Todas las prácticas económicas  sufren ciclos de crisis que ponen de manifiesto los aspectos más débiles de las teorías que las sustentan. Es lo que parece que está ocurriendo en la economía neoliberal de nuestro sistema, donde la pujanza emprendedora auspiciada en los principios de la libertad de creación de empresa muestra su flanco más frágil cuando intereses muy significados obvian las elementales normas de responsabilidad de equilibrio del sistema. La economía por ser una ciencia social no puede aplicarse sin el concierto de todas partes que intervienen en el mercado, ya que sus fórmulas carecen de fundamento sin el concurso de los agentes que la hacen funcionar y desarrollarse.
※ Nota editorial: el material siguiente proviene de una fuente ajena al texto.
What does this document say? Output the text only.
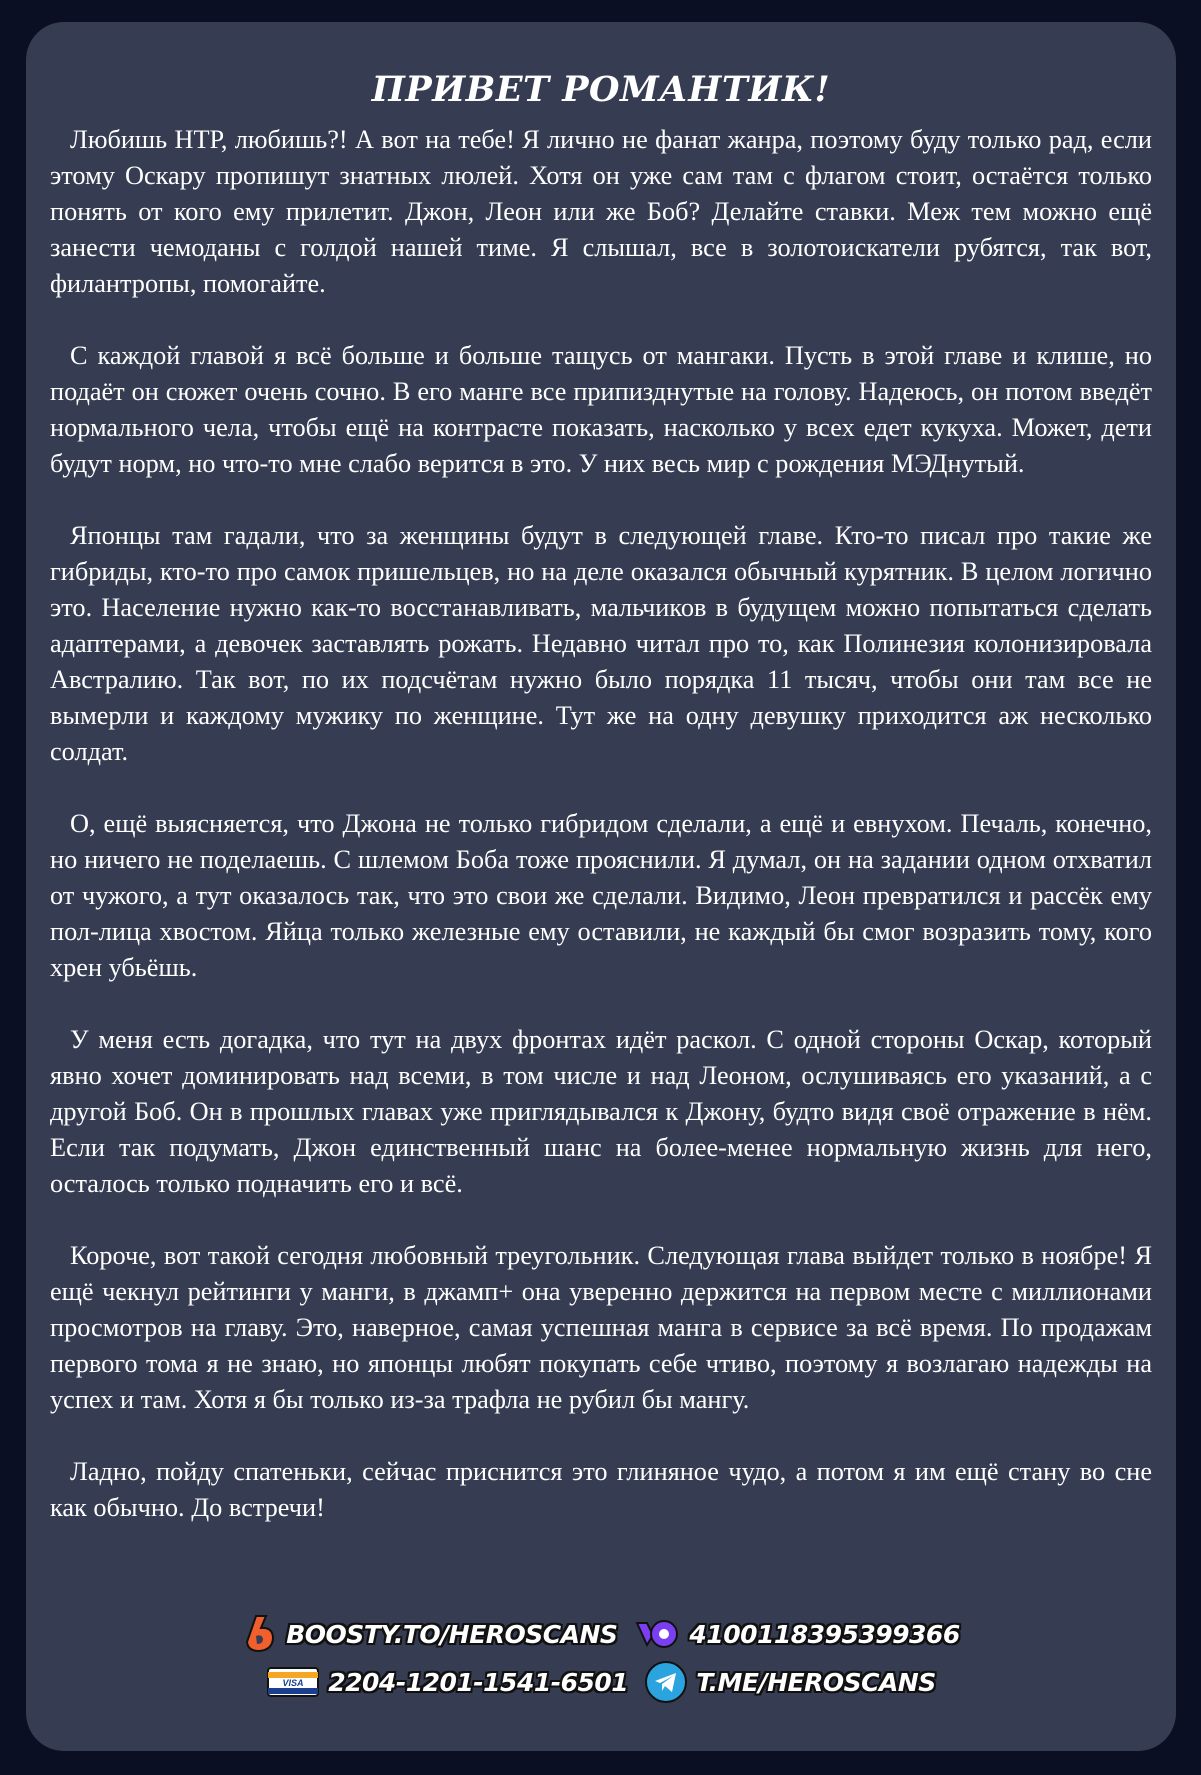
ПРИВЕТ РОМАНТИК!

Любишь НТР, любишь?! А вот на тебе! Я лично не фанат жанра, поэтому буду только рад, если этому Оскару пропишут знатных люлей. Хотя он уже сам там с флагом стоит, остаётся только понять от кого ему прилетит. Джон, Леон или же Боб? Делайте ставки. Меж тем можно ещё занести чемоданы с голдой нашей тиме. Я слышал, все в золотоискатели рубятся, так вот, филантропы, помогайте.

С каждой главой я всё больше и больше тащусь от мангаки. Пусть в этой главе и клише, но подаёт он сюжет очень сочно. В его манге все припизднутые на голову. Надеюсь, он потом введёт нормального чела, чтобы ещё на контрасте показать, насколько у всех едет кукуха. Может, дети будут норм, но что-то мне слабо верится в это. У них весь мир с рождения МЭДнутый.

Японцы там гадали, что за женщины будут в следующей главе. Кто-то писал про такие же гибриды, кто-то про самок пришельцев, но на деле оказался обычный курятник. В целом логично это. Население нужно как-то восстанавливать, мальчиков в будущем можно попытаться сделать адаптерами, а девочек заставлять рожать. Недавно читал про то, как Полинезия колонизировала Австралию. Так вот, по их подсчётам нужно было порядка 11 тысяч, чтобы они там все не вымерли и каждому мужику по женщине. Тут же на одну девушку приходится аж несколько солдат.

О, ещё выясняется, что Джона не только гибридом сделали, а ещё и евнухом. Печаль, конечно, но ничего не поделаешь. С шлемом Боба тоже прояснили. Я думал, он на задании одном отхватил от чужого, а тут оказалось так, что это свои же сделали. Видимо, Леон превратился и рассёк ему пол-лица хвостом. Яйца только железные ему оставили, не каждый бы смог возразить тому, кого хрен убьёшь.

У меня есть догадка, что тут на двух фронтах идёт раскол. С одной стороны Оскар, который явно хочет доминировать над всеми, в том числе и над Леоном, ослушиваясь его указаний, а с другой Боб. Он в прошлых главах уже приглядывался к Джону, будто видя своё отражение в нём. Если так подумать, Джон единственный шанс на более-менее нормальную жизнь для него, осталось только подначить его и всё.

Короче, вот такой сегодня любовный треугольник. Следующая глава выйдет только в ноябре! Я ещё чекнул рейтинги у манги, в джамп+ она уверенно держится на первом месте с миллионами просмотров на главу. Это, наверное, самая успешная манга в сервисе за всё время. По продажам первого тома я не знаю, но японцы любят покупать себе чтиво, поэтому я возлагаю надежды на успех и там. Хотя я бы только из-за трафла не рубил бы мангу.

Ладно, пойду спатеньки, сейчас приснится это глиняное чудо, а потом я им ещё стану во сне как обычно. До встречи!

BOOSTY.TO/HEROSCANS	4100118395399366
VISA 2204-1201-1541-6501	T.ME/HEROSCANS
Toda ley de mercado, pues, precisa de una racionalidad entre las partes a las que afecta para que  pueda funcionar de modo ecuánime;  de modo contrario, las asimetrías económicas aparecen por doquier para cercenar tarde o temprano la dinámica normal de cualquier sistema económico justo. Velar por la pragmaticidad del sistema compete al conjunto de quienes lo comparten, ya que toda exclusión  crea marginalidad, es decir, sectores sociales pueden quedar al margen de los derechos económicos adquiridos, acarreando como consecuencia un elevado riesgo de generación de insatisfacción con el sistema. La diferencia de poder que se da hoy entre los agentes que acuerdan las condiciones de mercado, está exigiendo un regulador que antes que nada garantice que el pacto económico se integre al pacto social que hace viable la solvencia misma de la sociedad que encarna el sistema. Y este regulador lo encarna el Estado a pesar de que la filosofía económica liberal menosprecie que la estabilidad social es la que permite el desarrollo económico y social.
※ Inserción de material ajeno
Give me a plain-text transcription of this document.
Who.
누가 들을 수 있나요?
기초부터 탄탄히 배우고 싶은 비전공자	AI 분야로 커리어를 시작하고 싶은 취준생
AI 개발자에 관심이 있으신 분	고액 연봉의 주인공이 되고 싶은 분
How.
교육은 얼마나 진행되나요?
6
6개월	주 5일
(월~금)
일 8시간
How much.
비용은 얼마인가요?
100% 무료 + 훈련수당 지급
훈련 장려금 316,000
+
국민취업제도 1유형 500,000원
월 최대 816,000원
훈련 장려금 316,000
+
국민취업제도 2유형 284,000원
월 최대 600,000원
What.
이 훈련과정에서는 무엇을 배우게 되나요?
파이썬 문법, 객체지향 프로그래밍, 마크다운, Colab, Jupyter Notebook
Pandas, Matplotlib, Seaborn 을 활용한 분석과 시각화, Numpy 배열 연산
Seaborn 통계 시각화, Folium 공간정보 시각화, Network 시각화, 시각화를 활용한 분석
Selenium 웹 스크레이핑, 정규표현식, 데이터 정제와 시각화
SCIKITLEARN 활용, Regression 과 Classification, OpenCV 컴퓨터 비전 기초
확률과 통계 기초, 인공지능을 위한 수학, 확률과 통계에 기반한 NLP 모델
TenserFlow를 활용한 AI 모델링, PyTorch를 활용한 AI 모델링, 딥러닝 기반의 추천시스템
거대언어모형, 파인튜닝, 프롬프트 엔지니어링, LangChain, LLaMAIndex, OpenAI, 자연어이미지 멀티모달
Puesto que el individuo consumidor en la doctrina neoliberal está muy desamparado frente al poderío de las grandes corporaciones, es por lo que, cuando nadie vela por el ejercicio de una posición que defienda sus derechos, el Estado debe garantizar los derechos de una pervivencia digna del ciudadano; la teoría neoliberal ha de advertir que un  progresivo desvalimiento de la clase media consumidora hundirá las perspectivas económicas de un sector social clave para la estabilidad económica del sistema. Es este hándicap y no otro, el que tiene todavía que resolver la teoría capitalista si apuesta por un futuro viable. Por tanto, esa defensa del consumidor que le permite consumir a precios moderados y con reglas que eviten el abuso constituye un factor esencial de la economía que,  por encima de cualquier poder fáctico sería deseable regulase el Estado, ya que es el quien tiene conferida por mediación de los ciudadanos la responsabilidad de lograr el bien común.

Además, existen sectores estratégicos de la economía como son la energía, los alimentos, la vivienda, la educación, la seguridad y la sanidad, que por su gran repercusión para proteger los derechos fundamentales de las personas no pueden dejarse al arbitrio de los intereses de la gran empresa ni de la supuesta “mano invisible” que todo lo equilibra, puesto que hay ejemplos suficientes y contundentes en el pasado y en el presente que corroboran la falsedad interesada de dichas afirmaciones.

De ahí, que la presumida autorregulación comercial y la moderación de precios por la acción de la competencia entre empresas que postula toda  teoría liberal adolezca de la verdad inquebrantable que todos sufrimos hoy, puesto que  los desajustes producidos  emergieron como consecuencia de los monopolios corporativistas,  causando grandes desequilibrios sociales, a veces con el enriquecimiento desproporcionado de unos pocos y el endeudamiento inasumible de muchos, que son además quienes a su vez soportan las medidas de ajuste,  incapacitándoles para el consumo y acelerando irremisiblemente la recesión.

Las necesidades de una regulación planificada de los parámetros financieros y macroeconómicos  no se deberían sustraer a la autoridad del Estado como depositaria del contrato social; asimsimo su intervención debe hacer valer la fuerza de la ley para proveer la inversión y la gestión correcta de los recursos que garanticen una estabilidad para el consumo, el cual, constituye la pauta de un crecimiento continuado. Delimitar la función del Estado no consiste en minusvalorar su función como regulador, en especial cuando ha de velar por los derechos  básicos de los ciudadanos, los que tantas veces quedan sorteados, incluso en los acuerdos sectoriales de patronal y sindicatos. No hay que olvidar que el bien común, que es la finalidad última de la comunidad y la ley social con la que se dota, auspicia la mejora de la capacidad personal de autorrealización, y ello, necesita de una distribución adecuada de la riqueza.